US and Canada both post upstream gains: Baker Hughes
North American gains in upstream activity were boosted by increases in both Canada and in the United States, Baker Hughes noted in its August 13 rig count.
In one of the largest gains since early in the second quarter, Baker Hughes recorded 664 rigs in service across North America. That represents an increase of 17 from the previous week.
The US led the gains, with a net increase of nine from last week, to 500. There were 10 new rigs working in oil, while natural gas activity declined by one.
By basin, both the Eagle Ford shale in Texas and the Williston shale in the Dakotas saw the most gains in activity, with each seeing an increase of four on the week.
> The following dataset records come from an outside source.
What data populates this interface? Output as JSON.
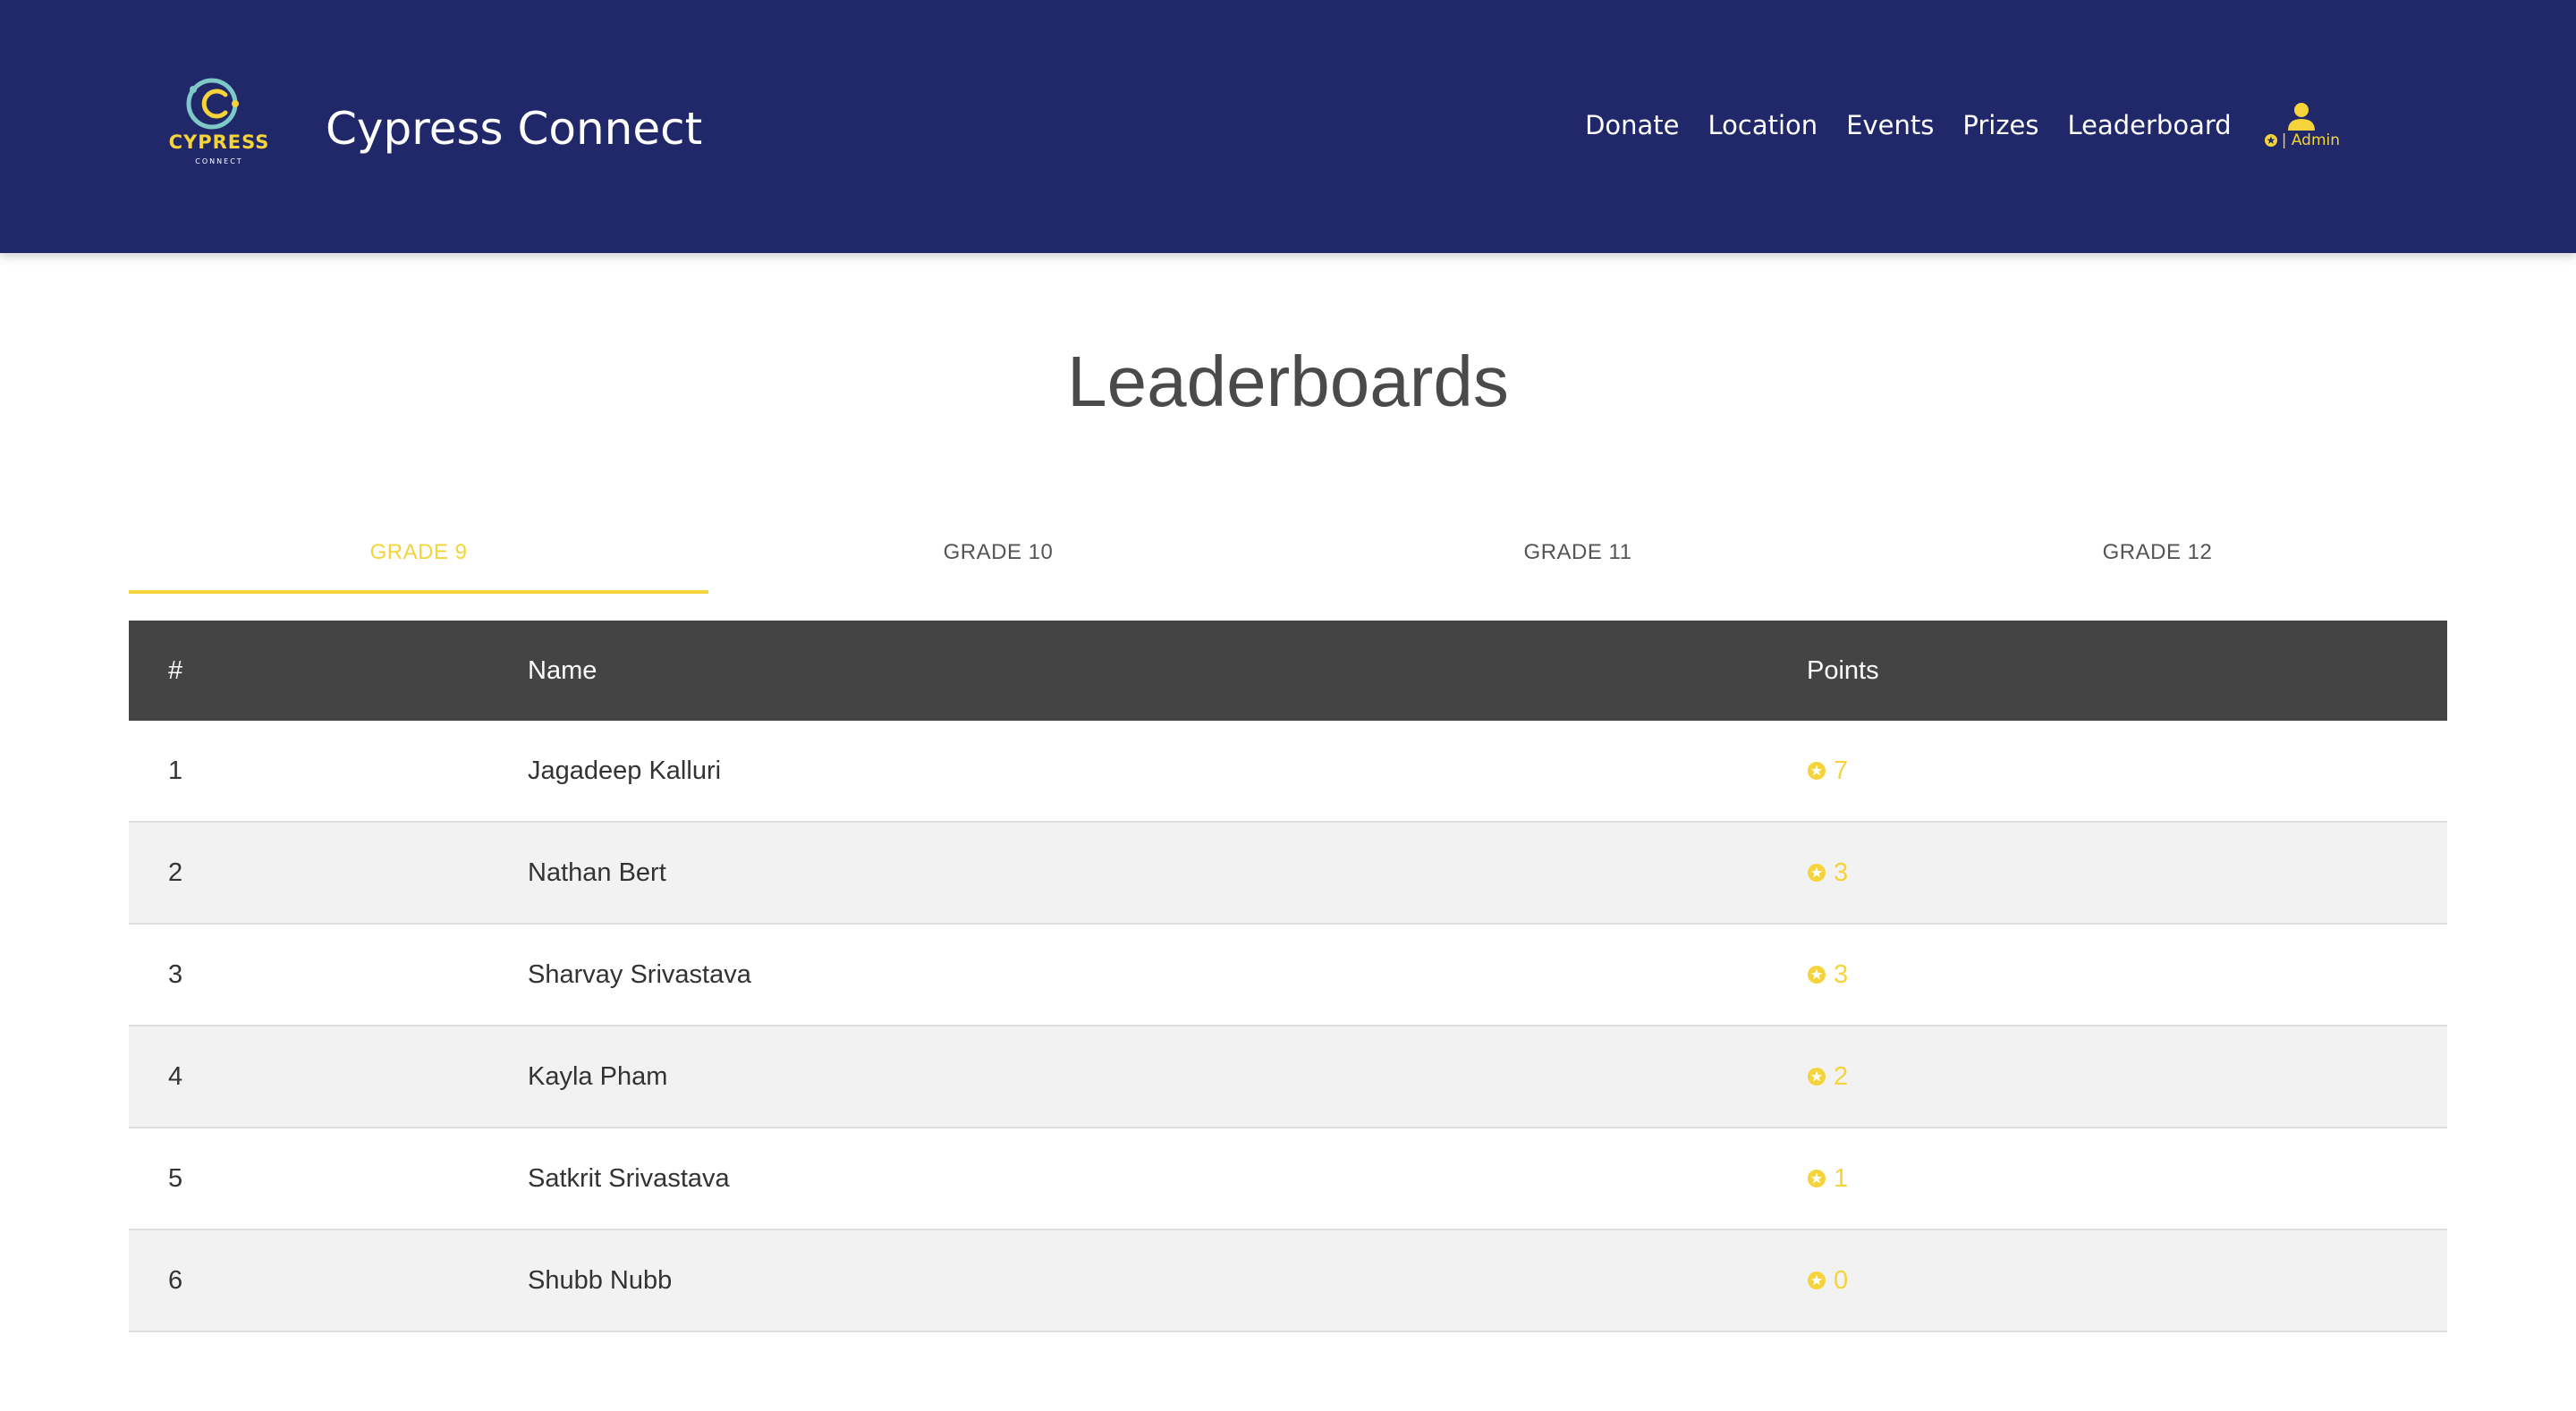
{
  "colors": {
    "header_bg": "#212869",
    "accent": "#f5d33a",
    "table_header_bg": "#444444"
  },
  "brand": {
    "logo_text": "CYPRESS",
    "logo_subtext": "CONNECT",
    "title": "Cypress Connect"
  },
  "nav": {
    "items": [
      {
        "label": "Donate"
      },
      {
        "label": "Location"
      },
      {
        "label": "Events"
      },
      {
        "label": "Prizes"
      },
      {
        "label": "Leaderboard"
      }
    ],
    "account": {
      "icon": "user-icon",
      "label": "| Admin"
    }
  },
  "page": {
    "title": "Leaderboards"
  },
  "tabs": [
    {
      "label": "GRADE 9",
      "active": true
    },
    {
      "label": "GRADE 10",
      "active": false
    },
    {
      "label": "GRADE 11",
      "active": false
    },
    {
      "label": "GRADE 12",
      "active": false
    }
  ],
  "table": {
    "headers": {
      "rank": "#",
      "name": "Name",
      "points": "Points"
    },
    "rows": [
      {
        "rank": "1",
        "name": "Jagadeep Kalluri",
        "points": "7"
      },
      {
        "rank": "2",
        "name": "Nathan Bert",
        "points": "3"
      },
      {
        "rank": "3",
        "name": "Sharvay Srivastava",
        "points": "3"
      },
      {
        "rank": "4",
        "name": "Kayla Pham",
        "points": "2"
      },
      {
        "rank": "5",
        "name": "Satkrit Srivastava",
        "points": "1"
      },
      {
        "rank": "6",
        "name": "Shubb Nubb",
        "points": "0"
      }
    ]
  }
}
Haynesville lost two gas rigs, but gained one in oil. The Haynesville decline in gas rigs was offset by gains elsewhere to yield a net US decline in natural gas of one rig.
Oil dominates US upstream activity, with about 80% of the total work focused on oil.
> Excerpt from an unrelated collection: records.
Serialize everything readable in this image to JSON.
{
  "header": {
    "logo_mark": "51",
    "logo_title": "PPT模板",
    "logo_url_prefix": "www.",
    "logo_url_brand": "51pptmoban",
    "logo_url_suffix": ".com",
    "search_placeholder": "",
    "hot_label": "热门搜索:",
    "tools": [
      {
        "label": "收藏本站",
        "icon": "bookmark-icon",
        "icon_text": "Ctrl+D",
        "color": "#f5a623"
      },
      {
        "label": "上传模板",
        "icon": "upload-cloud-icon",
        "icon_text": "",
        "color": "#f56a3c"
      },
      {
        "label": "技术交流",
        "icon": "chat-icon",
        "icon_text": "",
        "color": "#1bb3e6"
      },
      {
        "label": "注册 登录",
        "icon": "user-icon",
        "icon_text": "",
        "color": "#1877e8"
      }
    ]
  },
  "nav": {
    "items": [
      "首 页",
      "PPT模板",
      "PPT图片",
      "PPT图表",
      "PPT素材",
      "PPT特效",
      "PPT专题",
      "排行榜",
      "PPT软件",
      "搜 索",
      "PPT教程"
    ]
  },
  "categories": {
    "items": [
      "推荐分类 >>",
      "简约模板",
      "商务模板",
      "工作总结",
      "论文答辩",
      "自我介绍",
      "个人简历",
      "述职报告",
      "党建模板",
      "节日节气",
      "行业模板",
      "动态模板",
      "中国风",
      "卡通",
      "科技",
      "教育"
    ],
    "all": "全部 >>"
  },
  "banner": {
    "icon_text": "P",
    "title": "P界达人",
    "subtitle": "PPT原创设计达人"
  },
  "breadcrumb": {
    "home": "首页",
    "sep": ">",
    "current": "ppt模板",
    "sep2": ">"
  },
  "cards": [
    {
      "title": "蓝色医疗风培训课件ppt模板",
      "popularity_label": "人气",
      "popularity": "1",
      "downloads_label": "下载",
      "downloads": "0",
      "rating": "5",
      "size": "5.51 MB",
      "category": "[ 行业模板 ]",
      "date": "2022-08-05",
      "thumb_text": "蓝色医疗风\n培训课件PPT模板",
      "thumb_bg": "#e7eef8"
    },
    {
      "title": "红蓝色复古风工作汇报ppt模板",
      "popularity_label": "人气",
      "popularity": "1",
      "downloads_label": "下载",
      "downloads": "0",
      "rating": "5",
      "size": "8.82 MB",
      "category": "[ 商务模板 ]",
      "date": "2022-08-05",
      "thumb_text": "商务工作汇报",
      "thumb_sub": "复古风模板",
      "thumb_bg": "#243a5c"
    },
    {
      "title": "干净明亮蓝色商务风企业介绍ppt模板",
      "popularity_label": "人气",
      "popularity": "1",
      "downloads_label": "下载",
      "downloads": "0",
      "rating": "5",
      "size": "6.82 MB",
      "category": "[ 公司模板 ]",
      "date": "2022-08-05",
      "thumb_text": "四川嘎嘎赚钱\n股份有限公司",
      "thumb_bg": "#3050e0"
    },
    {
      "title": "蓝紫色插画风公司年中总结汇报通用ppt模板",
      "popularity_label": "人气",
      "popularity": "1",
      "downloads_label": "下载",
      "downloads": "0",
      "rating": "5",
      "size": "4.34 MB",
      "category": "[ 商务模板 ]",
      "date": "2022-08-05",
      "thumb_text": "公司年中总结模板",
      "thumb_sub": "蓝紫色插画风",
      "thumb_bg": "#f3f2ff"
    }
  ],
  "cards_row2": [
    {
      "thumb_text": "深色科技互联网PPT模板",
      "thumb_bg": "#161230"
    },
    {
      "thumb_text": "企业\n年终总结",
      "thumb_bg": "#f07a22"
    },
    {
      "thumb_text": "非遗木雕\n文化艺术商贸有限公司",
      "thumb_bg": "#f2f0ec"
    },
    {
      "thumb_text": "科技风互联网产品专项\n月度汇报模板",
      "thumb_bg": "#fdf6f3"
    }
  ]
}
In Canada, resource-rich Alberta led the pack with a net gain of seven rigs, while Saskatchewan saw an increase of two. That was offset by the loss of one rig in British Columbia to give Canada a net increase of eight rigs on the week, bringing the count to 164.
Using data provided by Enverus, Baker Hughes does not break down oil and gas activity to the provincial level for Canada.
As with the US, oil dominates the Canadian landscape, accounting for about 61% of total upstream work.
US drillers continue to exercise restraint despite multi-year highs in commodity prices. While the 500 rigs in service this week mark a sharp increase from last year, the US rig count for this week in 2019 was 935.